Но теперь я решил изрезать эти святцы и, когда дед отошел к окошку, читая синюю, с орлами, бумагу, я схватил несколько листов, быстро сбежал вниз, стащил ножницы из стола бабушки и, забравшись на полати, принялся отстригать святым головы. Обезглавил один ряд, и – стало жалко святцы; тогда я начал резать по линиям, разделявшим квадраты, но не успел искрошить второй ряд – явился дедушка, встал на приступок и спросил:
– Тебе кто позволил святцы взять?
Увидав квадратики бумаги, рассеянные по доскам, он начал хватать их, подносил к лицу, бросал, снова хватал, челюсть у него скривилась, борода прыгала, и он так сильно дышал, что бумажки слетали на пол.

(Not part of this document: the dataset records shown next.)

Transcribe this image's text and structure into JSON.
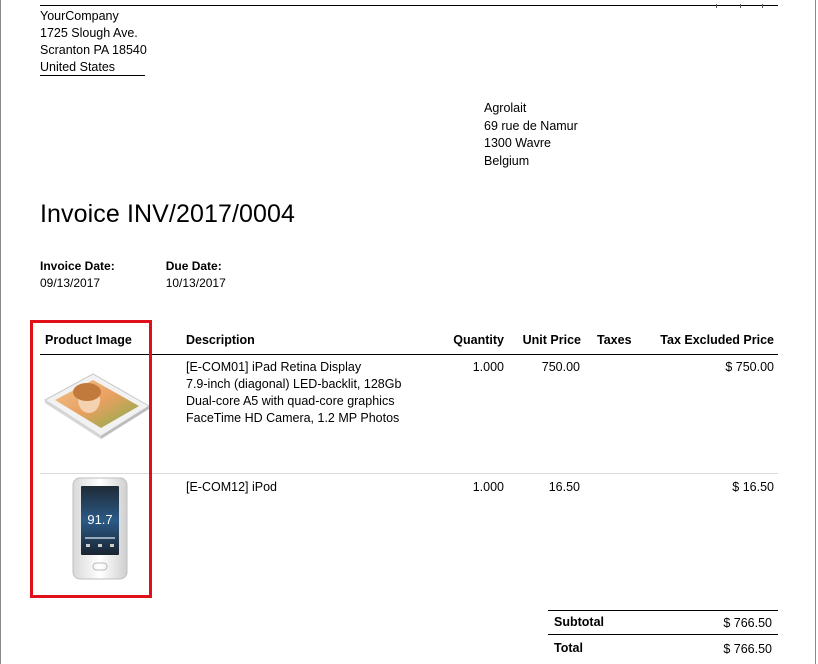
{
  "company": {
    "name": "YourCompany",
    "street": "1725 Slough Ave.",
    "city": "Scranton PA 18540",
    "country": "United States"
  },
  "customer": {
    "name": "Agrolait",
    "street": "69 rue de Namur",
    "city": "1300 Wavre",
    "country": "Belgium"
  },
  "invoice": {
    "title": "Invoice INV/2017/0004",
    "date_label": "Invoice Date:",
    "date_value": "09/13/2017",
    "due_label": "Due Date:",
    "due_value": "10/13/2017"
  },
  "table": {
    "headers": {
      "image": "Product Image",
      "description": "Description",
      "quantity": "Quantity",
      "unit_price": "Unit Price",
      "taxes": "Taxes",
      "tax_excluded": "Tax Excluded Price"
    },
    "rows": [
      {
        "image_icon": "ipad-product-image",
        "desc_lines": [
          "[E-COM01] iPad Retina Display",
          "7.9-inch (diagonal) LED-backlit, 128Gb",
          "Dual-core A5 with quad-core graphics",
          "FaceTime HD Camera, 1.2 MP Photos"
        ],
        "quantity": "1.000",
        "unit_price": "750.00",
        "taxes": "",
        "amount": "$ 750.00"
      },
      {
        "image_icon": "ipod-product-image",
        "desc_lines": [
          "[E-COM12] iPod"
        ],
        "quantity": "1.000",
        "unit_price": "16.50",
        "taxes": "",
        "amount": "$ 16.50",
        "screen_text": "91.7"
      }
    ]
  },
  "totals": {
    "subtotal_label": "Subtotal",
    "subtotal_value": "$ 766.50",
    "total_label": "Total",
    "total_value": "$ 766.50"
  },
  "colors": {
    "highlight": "#e0101a",
    "rule": "#000000",
    "row_rule": "#d9d9d9"
  }
}
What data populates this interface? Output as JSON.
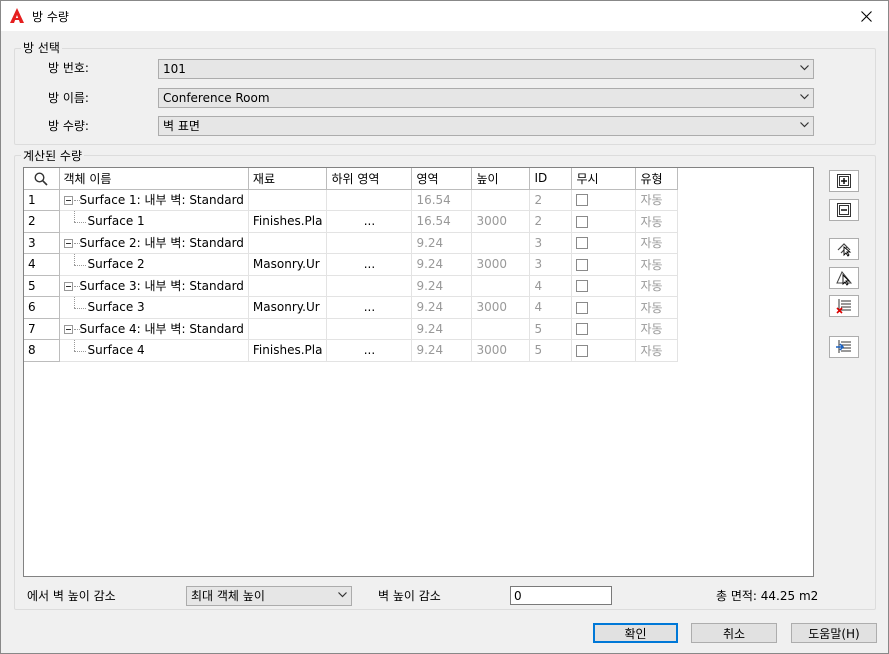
{
  "window": {
    "title": "방 수량"
  },
  "room_selection": {
    "group_label": "방 선택",
    "room_number_label": "방 번호:",
    "room_number_value": "101",
    "room_name_label": "방 이름:",
    "room_name_value": "Conference Room",
    "room_quantity_label": "방 수량:",
    "room_quantity_value": "벽 표면"
  },
  "calculated": {
    "group_label": "계산된 수량",
    "columns": [
      "객체 이름",
      "재료",
      "하위 영역",
      "영역",
      "높이",
      "ID",
      "무시",
      "유형"
    ],
    "rows": [
      {
        "num": "1",
        "name": "Surface 1: 내부 벽: Standard",
        "material": "",
        "sub": "",
        "area": "16.54",
        "height": "",
        "id": "2",
        "type": "자동",
        "level": 0
      },
      {
        "num": "2",
        "name": "Surface 1",
        "material": "Finishes.Pla",
        "sub": "...",
        "area": "16.54",
        "height": "3000",
        "id": "2",
        "type": "자동",
        "level": 1
      },
      {
        "num": "3",
        "name": "Surface 2: 내부 벽: Standard",
        "material": "",
        "sub": "",
        "area": "9.24",
        "height": "",
        "id": "3",
        "type": "자동",
        "level": 0
      },
      {
        "num": "4",
        "name": "Surface 2",
        "material": "Masonry.Ur",
        "sub": "...",
        "area": "9.24",
        "height": "3000",
        "id": "3",
        "type": "자동",
        "level": 1
      },
      {
        "num": "5",
        "name": "Surface 3: 내부 벽: Standard",
        "material": "",
        "sub": "",
        "area": "9.24",
        "height": "",
        "id": "4",
        "type": "자동",
        "level": 0
      },
      {
        "num": "6",
        "name": "Surface 3",
        "material": "Masonry.Ur",
        "sub": "...",
        "area": "9.24",
        "height": "3000",
        "id": "4",
        "type": "자동",
        "level": 1
      },
      {
        "num": "7",
        "name": "Surface 4: 내부 벽: Standard",
        "material": "",
        "sub": "",
        "area": "9.24",
        "height": "",
        "id": "5",
        "type": "자동",
        "level": 0
      },
      {
        "num": "8",
        "name": "Surface 4",
        "material": "Finishes.Pla",
        "sub": "...",
        "area": "9.24",
        "height": "3000",
        "id": "5",
        "type": "자동",
        "level": 1
      }
    ]
  },
  "footer": {
    "reduce_from_label": "에서 벽 높이 감소",
    "reduce_from_value": "최대 객체 높이",
    "reduce_by_label": "벽 높이 감소",
    "reduce_by_value": "0",
    "total_area": "총 면적: 44.25 m2"
  },
  "buttons": {
    "ok": "확인",
    "cancel": "취소",
    "help": "도움말(H)"
  },
  "icons": {
    "app": "autocad-icon",
    "close": "close-icon",
    "search": "search-icon",
    "expand": "expand-all-icon",
    "collapse": "collapse-all-icon",
    "select": "select-object-icon",
    "add_object": "add-object-icon",
    "remove": "remove-icon",
    "list": "list-icon"
  }
}
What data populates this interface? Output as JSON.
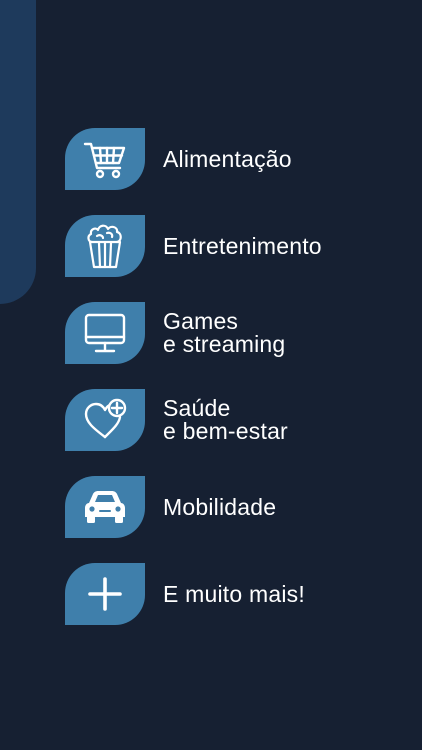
{
  "colors": {
    "background": "#162032",
    "side_accent": "#1e3a5c",
    "tile": "#3f7fab",
    "text": "#ffffff"
  },
  "features": [
    {
      "icon": "shopping-cart-icon",
      "lines": [
        "Alimentação"
      ]
    },
    {
      "icon": "popcorn-icon",
      "lines": [
        "Entretenimento"
      ]
    },
    {
      "icon": "monitor-icon",
      "lines": [
        "Games",
        "e streaming"
      ]
    },
    {
      "icon": "heart-plus-icon",
      "lines": [
        "Saúde",
        "e bem-estar"
      ]
    },
    {
      "icon": "car-icon",
      "lines": [
        "Mobilidade"
      ]
    },
    {
      "icon": "plus-icon",
      "lines": [
        "E muito mais!"
      ]
    }
  ]
}
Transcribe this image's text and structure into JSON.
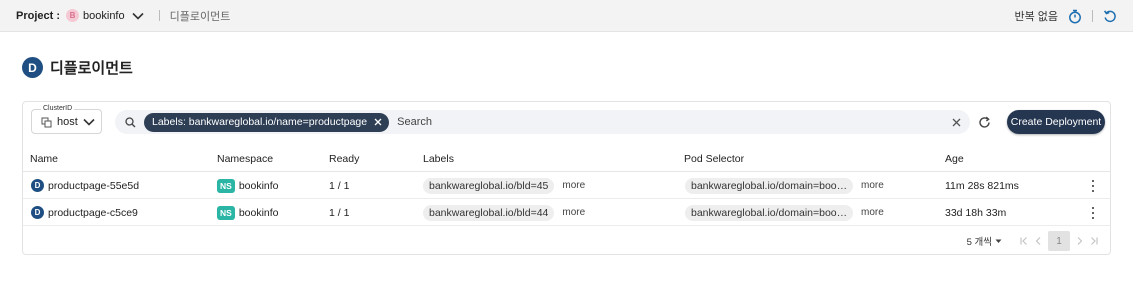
{
  "topbar": {
    "project_label": "Project :",
    "project_icon_letter": "B",
    "project_name": "bookinfo",
    "breadcrumb": "디플로이먼트",
    "repeat_label": "반복 없음"
  },
  "page": {
    "badge": "D",
    "title": "디플로이먼트"
  },
  "toolbar": {
    "cluster_label": "ClusterID",
    "cluster_value": "host",
    "filter_chip": "Labels: bankwareglobal.io/name=productpage",
    "search_placeholder": "Search",
    "create_label": "Create Deployment"
  },
  "table": {
    "columns": [
      "Name",
      "Namespace",
      "Ready",
      "Labels",
      "Pod Selector",
      "Age"
    ],
    "rows": [
      {
        "icon": "D",
        "name": "productpage-55e5d",
        "ns_badge": "NS",
        "namespace": "bookinfo",
        "ready": "1 / 1",
        "label": "bankwareglobal.io/bld=45",
        "label_more": "more",
        "selector": "bankwareglobal.io/domain=boo…",
        "selector_more": "more",
        "age": "11m 28s 821ms"
      },
      {
        "icon": "D",
        "name": "productpage-c5ce9",
        "ns_badge": "NS",
        "namespace": "bookinfo",
        "ready": "1 / 1",
        "label": "bankwareglobal.io/bld=44",
        "label_more": "more",
        "selector": "bankwareglobal.io/domain=boo…",
        "selector_more": "more",
        "age": "33d 18h 33m"
      }
    ]
  },
  "pagination": {
    "page_size": "5 개씩",
    "current_page": "1"
  },
  "icons": {
    "chevron": "chevron-down-icon",
    "timer": "stopwatch-icon",
    "undo": "undo-icon",
    "search": "search-icon",
    "refresh": "refresh-icon",
    "more": "more-vertical-icon"
  },
  "colors": {
    "primary": "#1f4f82",
    "button_dark": "#253650",
    "chip": "#2d3e55",
    "namespace_badge": "#2bb5a5",
    "project_icon": "#f4c9d4"
  }
}
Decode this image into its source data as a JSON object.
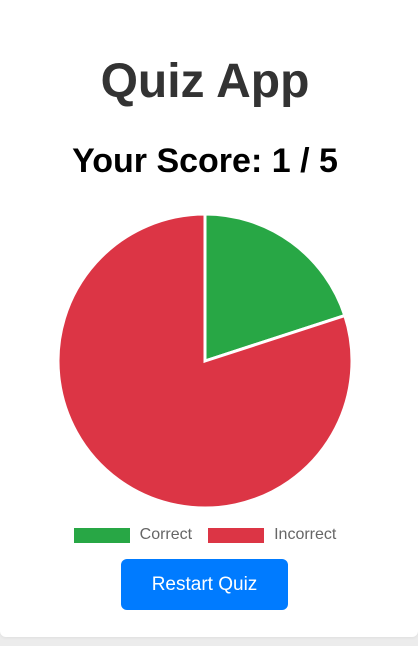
{
  "app": {
    "title": "Quiz App"
  },
  "score": {
    "prefix": "Your Score:",
    "correct": "1",
    "separator": "/",
    "total": "5"
  },
  "colors": {
    "correct": "#28a745",
    "incorrect": "#dc3545",
    "button": "#007bff"
  },
  "chart_data": {
    "type": "pie",
    "title": "",
    "categories": [
      "Correct",
      "Incorrect"
    ],
    "values": [
      1,
      4
    ],
    "colors": [
      "#28a745",
      "#dc3545"
    ],
    "legend": "bottom"
  },
  "legend": {
    "items": [
      {
        "label": "Correct"
      },
      {
        "label": "Incorrect"
      }
    ]
  },
  "actions": {
    "restart_label": "Restart Quiz"
  }
}
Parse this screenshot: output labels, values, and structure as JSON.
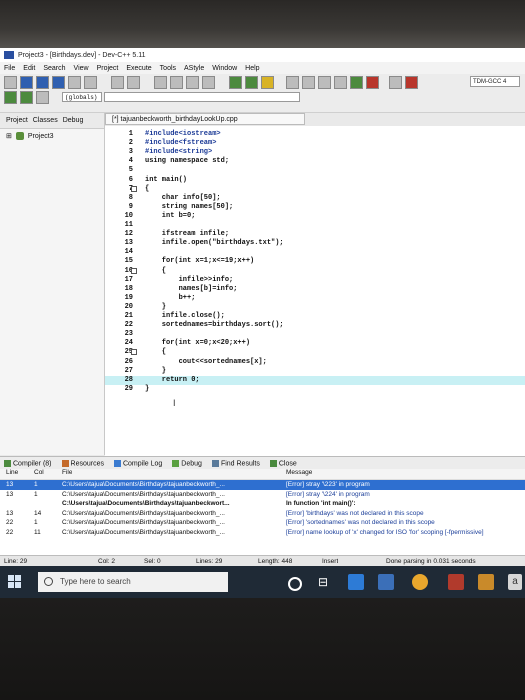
{
  "window": {
    "title": "Project3 - [Birthdays.dev] - Dev-C++ 5.11"
  },
  "menu": [
    "File",
    "Edit",
    "Search",
    "View",
    "Project",
    "Execute",
    "Tools",
    "AStyle",
    "Window",
    "Help"
  ],
  "toolbar": {
    "compiler": "TDM-GCC 4",
    "class_selector": "(globals)"
  },
  "left_panel": {
    "tabs": [
      "Project",
      "Classes",
      "Debug"
    ],
    "tree_root": "Project3"
  },
  "editor": {
    "tab_label": "[*] tajuanbeckworth_birthdayLookUp.cpp",
    "lines": [
      {
        "n": "1",
        "text": "#include<iostream>",
        "pp": true
      },
      {
        "n": "2",
        "text": "#include<fstream>",
        "pp": true
      },
      {
        "n": "3",
        "text": "#include<string>",
        "pp": true
      },
      {
        "n": "4",
        "text": "using namespace std;"
      },
      {
        "n": "5",
        "text": ""
      },
      {
        "n": "6",
        "text": "int main()"
      },
      {
        "n": "7",
        "text": "{",
        "fold": true
      },
      {
        "n": "8",
        "text": "    char info[50];"
      },
      {
        "n": "9",
        "text": "    string names[50];"
      },
      {
        "n": "10",
        "text": "    int b=0;"
      },
      {
        "n": "11",
        "text": ""
      },
      {
        "n": "12",
        "text": "    ifstream infile;"
      },
      {
        "n": "13",
        "text": "    infile.open(\"birthdays.txt\");"
      },
      {
        "n": "14",
        "text": ""
      },
      {
        "n": "15",
        "text": "    for(int x=1;x<=19;x++)"
      },
      {
        "n": "16",
        "text": "    {",
        "fold": true
      },
      {
        "n": "17",
        "text": "        infile>>info;"
      },
      {
        "n": "18",
        "text": "        names[b]=info;"
      },
      {
        "n": "19",
        "text": "        b++;"
      },
      {
        "n": "20",
        "text": "    }"
      },
      {
        "n": "21",
        "text": "    infile.close();"
      },
      {
        "n": "22",
        "text": "    sortednames=birthdays.sort();"
      },
      {
        "n": "23",
        "text": ""
      },
      {
        "n": "24",
        "text": "    for(int x=0;x<20;x++)"
      },
      {
        "n": "25",
        "text": "    {",
        "fold": true
      },
      {
        "n": "26",
        "text": "        cout<<sortednames[x];"
      },
      {
        "n": "27",
        "text": "    }"
      },
      {
        "n": "28",
        "text": "    return 0;",
        "highlight": true
      },
      {
        "n": "29",
        "text": "}"
      }
    ]
  },
  "bottom_tabs": [
    "Compiler (8)",
    "Resources",
    "Compile Log",
    "Debug",
    "Find Results",
    "Close"
  ],
  "results": {
    "headers": {
      "line": "Line",
      "col": "Col",
      "file": "File",
      "message": "Message"
    },
    "rows": [
      {
        "line": "13",
        "col": "1",
        "file": "C:\\Users\\tajua\\Documents\\Birthdays\\tajuanbeckworth_...",
        "message": "[Error] stray '\\223' in program",
        "selected": true
      },
      {
        "line": "13",
        "col": "1",
        "file": "C:\\Users\\tajua\\Documents\\Birthdays\\tajuanbeckworth_...",
        "message": "[Error] stray '\\224' in program"
      },
      {
        "line": "",
        "col": "",
        "file": "C:\\Users\\tajua\\Documents\\Birthdays\\tajuanbeckwort...",
        "message": "In function 'int main()':",
        "bold": true
      },
      {
        "line": "13",
        "col": "14",
        "file": "C:\\Users\\tajua\\Documents\\Birthdays\\tajuanbeckworth_...",
        "message": "[Error] 'birthdays' was not declared in this scope"
      },
      {
        "line": "22",
        "col": "1",
        "file": "C:\\Users\\tajua\\Documents\\Birthdays\\tajuanbeckworth_...",
        "message": "[Error] 'sortednames' was not declared in this scope"
      },
      {
        "line": "22",
        "col": "11",
        "file": "C:\\Users\\tajua\\Documents\\Birthdays\\tajuanbeckworth_...",
        "message": "[Error] name lookup of 'x' changed for ISO 'for' scoping [-fpermissive]"
      }
    ]
  },
  "status": {
    "line": "Line: 29",
    "col": "Col: 2",
    "sel": "Sel: 0",
    "lines": "Lines: 29",
    "length": "Length: 448",
    "mode": "Insert",
    "parse": "Done parsing in 0.031 seconds"
  },
  "taskbar": {
    "search_placeholder": "Type here to search"
  },
  "colors": {
    "highlight": "#c8f0f4",
    "selected_row": "#2e6fd0",
    "preprocessor": "#1b3a96"
  }
}
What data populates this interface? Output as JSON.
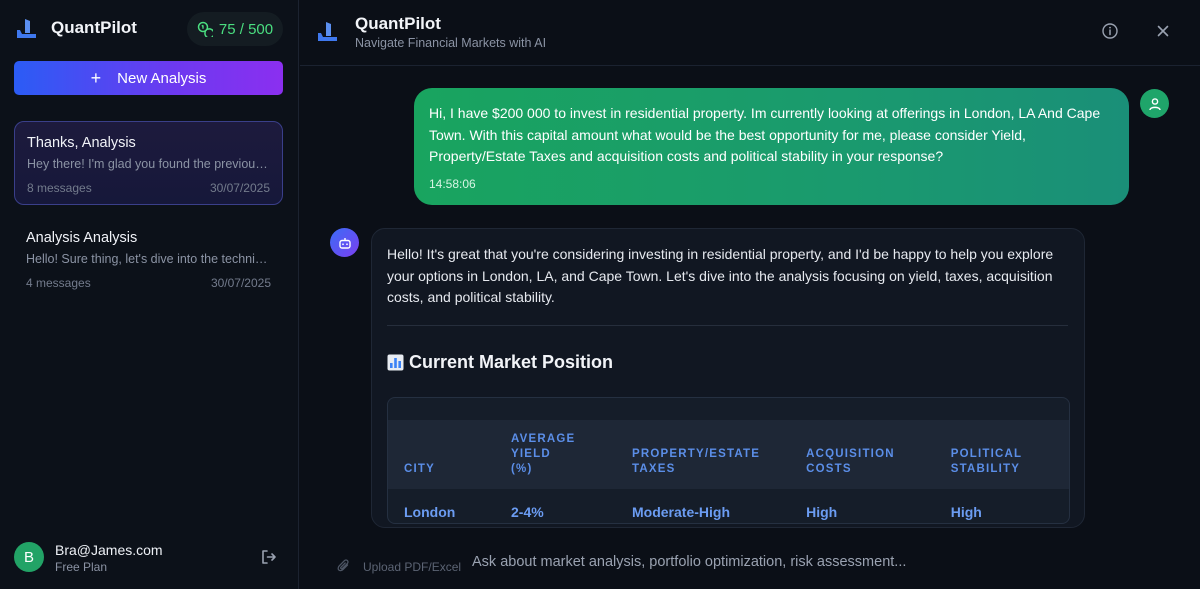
{
  "app": {
    "name": "QuantPilot"
  },
  "sidebar": {
    "credits": "75 / 500",
    "new_button_label": "New Analysis",
    "conversations": [
      {
        "title": "Thanks, Analysis",
        "snippet": "Hey there! I'm glad you found the previous i...",
        "count": "8 messages",
        "date": "30/07/2025",
        "active": true
      },
      {
        "title": "Analysis Analysis",
        "snippet": "Hello! Sure thing, let's dive into the technica...",
        "count": "4 messages",
        "date": "30/07/2025",
        "active": false
      }
    ],
    "user": {
      "initial": "B",
      "email": "Bra@James.com",
      "plan": "Free Plan"
    }
  },
  "header": {
    "title": "QuantPilot",
    "subtitle": "Navigate Financial Markets with AI"
  },
  "messages": {
    "user": {
      "text": "Hi, I have $200 000 to invest in residential property. Im currently looking at offerings in London, LA And Cape Town. With this capital amount what would be the best opportunity for me, please consider Yield, Property/Estate Taxes and acquisition costs and political stability in your response?",
      "time": "14:58:06"
    },
    "assistant": {
      "intro": "Hello! It's great that you're considering investing in residential property, and I'd be happy to help you explore your options in London, LA, and Cape Town. Let's dive into the analysis focusing on yield, taxes, acquisition costs, and political stability.",
      "heading": "Current Market Position",
      "table": {
        "headers": [
          "CITY",
          "AVERAGE YIELD (%)",
          "PROPERTY/ESTATE TAXES",
          "ACQUISITION COSTS",
          "POLITICAL STABILITY"
        ],
        "rows": [
          [
            "London",
            "2-4%",
            "Moderate-High",
            "High",
            "High"
          ]
        ]
      }
    }
  },
  "composer": {
    "upload_label": "Upload PDF/Excel",
    "placeholder": "Ask about market analysis, portfolio optimization, risk assessment..."
  },
  "colors": {
    "accent_green": "#19a45f",
    "accent_blue": "#2b5cf5",
    "accent_purple": "#8b2ff0",
    "table_text": "#6b9cf2"
  }
}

– Что ты сделал? – крикнул он наконец, и за ногу дернул меня к себе; я перевернулся в воздухе, бабушка подхватила меня на руки, а дед колотил кулаком ее, меня и визжал:
– Убью-у!
Явилась мать, я очутился в углу, около печи, а она, загораживая меня, говорила, ловя и отталкивая руки деда, летавшие пред ее лицом:
– Что за безобразие! Опомнитесь!..
Дед повалился на скамью, под окно, завывая:
– Убили! Все, все против меня, а-а.
– Как вам не стыдно? – глухо звучал голос матери. – Что вы все притворяетесь?
Дед кричал, бил ногами по скамье, его борода смешно торчала в потолок, а глаза были крепко закрыты; мне тоже показалось, что ему – стыдно матери, что он – действительно притворяется, оттого и закрыл глаза.
– Наклею я вам эти куски на коленкор, еще лучше будет, прочнее, – говорила мать, разглядывая обрезки и листы. – Видите – измято все, слежалось, рассыпается.
Она говорила с ним, как со мною, когда я, во время уроков, не понимал чего-либо, и вдруг дедушка встал, деловито оправил рубаху, жилет, отхаркнулся и сказал:
– Сегодня же и наклей! Я тебе сейчас остальные листы принесу.
Пошел к двери, но у порога обернулся, указывая на меня кривым пальцем:
– А его надо сечь!
– Следует, – согласилась мать, наклонясь ко мне. – Зачем ты сделал это?
– Я – нарочно. Пусть он не бьет бабушку, а то я ему еще бороду отстригу.